I Don't Run

Hinds

Lucky Number  |  2018
8 / 10
par Alexis  |  le 23 avril 2018

Après quatre ans de succès à faire maigrir tous les rageux moquant leurs guitares hésitantes ou leurs voix criardes, les filles de Hinds sortent I Don’t Run entourées d’une imposante pression. En effet, après la sortie de Leave Me Alone, même leurs plus fervents défenseurs avaient pointé les limites de l’exercice. La maîtrise parfois approximative de leurs instruments les empêchait de masquer une quelconque faiblesse de composition derrière un solo bien torché ou une touche de virtuosité. Elles étaient donc totalement tributaires de la qualité de leurs mélodies, fort heureusement inattaquables. I Don’t Run montre que si après trois ans à tourner dans le monde entier, ces limites techniques se sont un peu estompées, l'enthousiasme et la fraîcheur de Hinds restent inaltérés.

Peut-être est-ce dû à leur décontraction, qui les rendait bien plus cool que la plus cool de nos copines, ou à leur ascension éclair, mais à l'écoute de cette seconde galette, il est évident que l'on a sous-estimé les filles de Hinds. En premier lieu le choix de Gordon Raphael (The Strokes notamment) pour produire cet album se révèle une décision très pertinente. L’Américain n’est pas connu pour bouleverser le son de ses ouailles, mais il leur offre une qualité d’enregistrement qui pouvait manquer sur Leave Me Alone, clarifiant un peu le bordel que peuvent créer les quatre musiciennes dans leur studio. Mais surtout I Don't Run est un album homogène, composé de dix titres extrêmement efficaces, où seule la piste finale “Ma Nuit” aurait mérité un bien meilleur traitement.

Entre ballades casse-gueules mais très réussies (“Linda”, “I Feel Cold But I Feel More”) et réminiscences strokesiennes (“The Club”), c'est quasiment un carton plein. Carlotta Cosials et Ana Perrote ont gagné en assurance  et cette nouvelle solidité atteint son paroxysme sur l’imparable “Tester”, avec son final quasi hard rock ou sur “Finally Floating”.  Les guitares désormais bravardes sont portées par les lignes de basses groovy de Ade Martín, rendant la base rythmique du groupe moins prévisible et linéaire, malgré un son de batterie parfois trop étouffé pour vraiment peser sur les pistes. 
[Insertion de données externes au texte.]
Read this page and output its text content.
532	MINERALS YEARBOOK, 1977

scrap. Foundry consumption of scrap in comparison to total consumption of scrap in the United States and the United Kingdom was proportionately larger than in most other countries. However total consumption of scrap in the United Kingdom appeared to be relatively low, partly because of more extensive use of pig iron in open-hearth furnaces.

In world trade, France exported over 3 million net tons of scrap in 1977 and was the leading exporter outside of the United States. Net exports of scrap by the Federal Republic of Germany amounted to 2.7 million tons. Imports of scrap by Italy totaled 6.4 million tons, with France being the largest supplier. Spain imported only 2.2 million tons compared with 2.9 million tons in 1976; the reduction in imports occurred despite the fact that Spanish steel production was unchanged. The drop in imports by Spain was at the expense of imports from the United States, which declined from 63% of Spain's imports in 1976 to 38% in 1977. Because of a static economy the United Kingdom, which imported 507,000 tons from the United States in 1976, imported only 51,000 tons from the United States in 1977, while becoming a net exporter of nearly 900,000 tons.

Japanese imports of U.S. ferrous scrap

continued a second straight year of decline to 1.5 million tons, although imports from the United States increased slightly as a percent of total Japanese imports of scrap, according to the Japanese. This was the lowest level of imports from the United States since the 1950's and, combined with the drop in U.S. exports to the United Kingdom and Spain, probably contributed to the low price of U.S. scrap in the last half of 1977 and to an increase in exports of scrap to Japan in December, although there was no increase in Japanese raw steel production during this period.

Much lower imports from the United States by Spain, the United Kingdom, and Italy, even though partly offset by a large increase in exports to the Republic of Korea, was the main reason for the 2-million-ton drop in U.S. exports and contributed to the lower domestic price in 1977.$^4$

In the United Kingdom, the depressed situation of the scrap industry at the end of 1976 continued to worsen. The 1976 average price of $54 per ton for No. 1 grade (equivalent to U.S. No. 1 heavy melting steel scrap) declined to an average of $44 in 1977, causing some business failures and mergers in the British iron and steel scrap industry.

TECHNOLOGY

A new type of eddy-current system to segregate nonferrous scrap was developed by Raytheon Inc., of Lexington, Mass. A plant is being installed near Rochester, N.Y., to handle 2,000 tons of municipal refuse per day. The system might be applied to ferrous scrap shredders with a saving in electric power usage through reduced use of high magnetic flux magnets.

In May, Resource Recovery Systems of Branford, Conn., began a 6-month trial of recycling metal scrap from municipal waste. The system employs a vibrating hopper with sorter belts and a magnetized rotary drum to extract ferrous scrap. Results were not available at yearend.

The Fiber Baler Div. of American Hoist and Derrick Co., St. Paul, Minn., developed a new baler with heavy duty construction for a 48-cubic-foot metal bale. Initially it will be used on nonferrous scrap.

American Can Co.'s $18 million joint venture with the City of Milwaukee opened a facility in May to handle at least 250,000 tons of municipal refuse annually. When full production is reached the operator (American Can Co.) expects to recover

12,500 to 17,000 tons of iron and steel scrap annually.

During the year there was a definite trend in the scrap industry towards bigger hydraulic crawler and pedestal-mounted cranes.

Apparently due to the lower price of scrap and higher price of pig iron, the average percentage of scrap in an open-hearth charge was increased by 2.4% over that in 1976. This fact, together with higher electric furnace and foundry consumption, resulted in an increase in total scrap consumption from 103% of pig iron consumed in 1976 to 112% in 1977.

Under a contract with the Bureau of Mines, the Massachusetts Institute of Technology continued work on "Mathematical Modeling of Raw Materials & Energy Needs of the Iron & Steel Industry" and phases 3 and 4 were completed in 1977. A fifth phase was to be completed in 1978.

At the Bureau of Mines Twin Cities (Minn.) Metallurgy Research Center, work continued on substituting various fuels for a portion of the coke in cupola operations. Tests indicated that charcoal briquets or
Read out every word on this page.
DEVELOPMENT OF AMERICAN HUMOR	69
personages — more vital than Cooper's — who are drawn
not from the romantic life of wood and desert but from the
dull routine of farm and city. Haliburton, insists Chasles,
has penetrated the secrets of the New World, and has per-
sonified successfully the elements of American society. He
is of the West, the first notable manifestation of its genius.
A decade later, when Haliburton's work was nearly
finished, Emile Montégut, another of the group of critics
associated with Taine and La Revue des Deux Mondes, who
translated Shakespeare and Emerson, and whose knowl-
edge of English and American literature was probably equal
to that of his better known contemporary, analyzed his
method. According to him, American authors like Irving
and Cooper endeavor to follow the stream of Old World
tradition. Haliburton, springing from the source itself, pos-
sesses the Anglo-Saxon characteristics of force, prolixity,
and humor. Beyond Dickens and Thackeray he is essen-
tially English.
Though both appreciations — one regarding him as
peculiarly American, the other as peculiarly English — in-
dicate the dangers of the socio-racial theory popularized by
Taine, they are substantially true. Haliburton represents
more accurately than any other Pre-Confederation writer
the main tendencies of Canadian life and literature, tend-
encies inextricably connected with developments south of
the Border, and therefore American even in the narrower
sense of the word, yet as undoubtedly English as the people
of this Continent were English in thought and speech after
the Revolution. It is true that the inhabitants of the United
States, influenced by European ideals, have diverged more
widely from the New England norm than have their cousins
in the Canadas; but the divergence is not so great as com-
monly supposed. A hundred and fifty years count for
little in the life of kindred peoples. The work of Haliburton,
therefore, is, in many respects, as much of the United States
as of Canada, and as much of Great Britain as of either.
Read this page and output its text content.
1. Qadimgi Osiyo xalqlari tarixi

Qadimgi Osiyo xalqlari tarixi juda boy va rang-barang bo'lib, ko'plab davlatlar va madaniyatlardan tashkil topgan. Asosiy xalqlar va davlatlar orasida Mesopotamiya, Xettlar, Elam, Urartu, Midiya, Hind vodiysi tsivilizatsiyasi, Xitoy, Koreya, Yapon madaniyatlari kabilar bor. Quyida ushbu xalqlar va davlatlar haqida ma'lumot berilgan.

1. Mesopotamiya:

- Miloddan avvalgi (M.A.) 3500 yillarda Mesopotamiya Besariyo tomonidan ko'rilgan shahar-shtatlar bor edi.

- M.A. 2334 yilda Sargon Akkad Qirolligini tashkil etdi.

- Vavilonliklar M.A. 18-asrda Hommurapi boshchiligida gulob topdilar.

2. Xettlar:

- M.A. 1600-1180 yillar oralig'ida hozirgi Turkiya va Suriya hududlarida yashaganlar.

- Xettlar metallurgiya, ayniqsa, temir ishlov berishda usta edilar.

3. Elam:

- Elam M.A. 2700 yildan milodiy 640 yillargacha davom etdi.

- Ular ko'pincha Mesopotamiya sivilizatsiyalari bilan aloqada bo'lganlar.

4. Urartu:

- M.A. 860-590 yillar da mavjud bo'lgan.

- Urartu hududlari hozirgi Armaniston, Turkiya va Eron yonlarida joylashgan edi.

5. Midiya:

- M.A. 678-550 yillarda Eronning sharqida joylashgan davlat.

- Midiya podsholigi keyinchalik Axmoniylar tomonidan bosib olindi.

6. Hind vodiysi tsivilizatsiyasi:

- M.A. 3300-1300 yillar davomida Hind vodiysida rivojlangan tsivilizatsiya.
Améliorant en tout point la marque établie sur Leave Me Alone, les Espagnoles ont réussi leur pari. Bien sûr, ceux encore insensibles aux cris jamais vraiment justes de Perrote et Cosials ou à leur attitude pleine d’aplomb pourront passer leur chemin, mais Hinds est en train de se construire une légitimité amplement méritée. Et pour ceux qui en doutaient, les chanteuses sont toujours franchement canons.